Between a Rock and a Hard Place
There’s hardly any room between a rock and a hard place. If I try to get away from the rock and move back toward the hard place, I freeze. If I try to get away from the hard place and move forward, the rock presses against my head. Any accommodation I try to find between the two is false so I reject it. Both the rock and the hard place are determined to do me in, annihilate me, so I refuse to opt for one or the other. If the rock were softer than the hard place or the hard place less jagged than the rock, I could choose between them, but anyone who knows anything about either one will tell you the differences between a rock and a hard place are only superficial. I also know I can’t postpone my death by trying to live in that miniscule space between them. Not only is the air thin, it’s full of poisonous gases and particles. The rock inflicts small embarrassing bruises (which I try to cover up), and the hard place is so cold my lungs get congested, despite my feeble coughs. If I could manage to slip out from between them (an impossible feat), the rock and the hard place would have to face one another. But without me in between them, their strength would be so diminished the rock might crumble and the hard place might go soft. Still, there’s no crack to escape through. If I move away from the rock, the hard place moves closer, and if I back away from the hard place, the wall closes in on me.

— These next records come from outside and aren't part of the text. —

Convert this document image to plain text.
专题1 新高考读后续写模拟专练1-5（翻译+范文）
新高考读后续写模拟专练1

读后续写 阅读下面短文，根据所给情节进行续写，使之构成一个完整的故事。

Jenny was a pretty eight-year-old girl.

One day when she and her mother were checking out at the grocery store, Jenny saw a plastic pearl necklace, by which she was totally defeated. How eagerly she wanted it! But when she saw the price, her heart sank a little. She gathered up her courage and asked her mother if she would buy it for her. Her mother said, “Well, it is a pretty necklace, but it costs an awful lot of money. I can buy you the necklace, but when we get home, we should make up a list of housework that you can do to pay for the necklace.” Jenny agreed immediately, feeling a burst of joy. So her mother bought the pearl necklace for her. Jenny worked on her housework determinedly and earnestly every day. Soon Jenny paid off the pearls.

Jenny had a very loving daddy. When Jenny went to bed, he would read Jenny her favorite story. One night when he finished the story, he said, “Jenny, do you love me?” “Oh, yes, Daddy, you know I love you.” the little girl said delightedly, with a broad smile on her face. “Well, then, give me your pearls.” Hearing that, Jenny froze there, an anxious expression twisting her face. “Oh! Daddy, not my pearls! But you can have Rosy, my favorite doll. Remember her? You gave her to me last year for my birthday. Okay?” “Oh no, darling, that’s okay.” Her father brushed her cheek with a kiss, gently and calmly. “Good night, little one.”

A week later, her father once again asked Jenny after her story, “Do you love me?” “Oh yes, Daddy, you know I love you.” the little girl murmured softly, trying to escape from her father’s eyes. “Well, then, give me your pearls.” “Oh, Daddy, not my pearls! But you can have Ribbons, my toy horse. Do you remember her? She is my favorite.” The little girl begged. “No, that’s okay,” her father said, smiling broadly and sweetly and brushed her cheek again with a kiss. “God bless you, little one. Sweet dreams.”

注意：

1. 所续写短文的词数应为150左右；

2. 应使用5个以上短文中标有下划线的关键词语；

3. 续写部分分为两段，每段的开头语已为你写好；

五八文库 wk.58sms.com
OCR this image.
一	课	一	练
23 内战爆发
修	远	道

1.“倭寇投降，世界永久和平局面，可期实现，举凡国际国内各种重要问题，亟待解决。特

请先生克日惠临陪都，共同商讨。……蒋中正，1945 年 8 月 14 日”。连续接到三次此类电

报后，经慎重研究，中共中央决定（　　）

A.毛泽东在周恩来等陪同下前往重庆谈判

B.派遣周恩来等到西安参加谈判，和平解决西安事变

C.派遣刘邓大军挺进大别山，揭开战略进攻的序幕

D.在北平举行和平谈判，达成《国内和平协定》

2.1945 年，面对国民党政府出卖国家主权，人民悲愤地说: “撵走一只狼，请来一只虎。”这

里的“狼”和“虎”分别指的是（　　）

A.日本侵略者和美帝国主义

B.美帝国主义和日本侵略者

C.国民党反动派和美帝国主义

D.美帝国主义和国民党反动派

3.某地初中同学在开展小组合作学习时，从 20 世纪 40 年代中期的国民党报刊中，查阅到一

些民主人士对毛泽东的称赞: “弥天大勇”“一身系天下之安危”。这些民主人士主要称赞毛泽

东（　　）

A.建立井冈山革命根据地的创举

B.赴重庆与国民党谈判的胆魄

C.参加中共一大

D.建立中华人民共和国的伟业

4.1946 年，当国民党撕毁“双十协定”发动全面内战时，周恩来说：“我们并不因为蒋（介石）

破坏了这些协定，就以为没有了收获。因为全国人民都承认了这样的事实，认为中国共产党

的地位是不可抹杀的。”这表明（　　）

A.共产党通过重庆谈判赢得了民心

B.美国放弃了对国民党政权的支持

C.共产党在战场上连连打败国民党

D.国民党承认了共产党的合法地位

I’ve tried to distract the rock, even suggesting games we might play, but it’s a very shrewd rock, and when its jagged edges aren’t aimed at my head, they’re aimed at my heart. As for the hard place, yes, I sometimes forget that it’s icy cold, and when I’m exhausted I try to lean on it for support. But as soon as I do that, a deathly chill reminds me of the true nature of the hard place.
I’ve lived like this for the last few months. I don’t know how much longer I can avoid being destroyed by one or the other. The space between the rock and the hard place is getting narrower all the time, and I’m running out of energy. I’m indifferent to my fate. Knowing that I’ll either die of pneumonia or be crushed by the rock doesn’t worry me. But I can say conclusively: between a rock and a hard place is no place to live.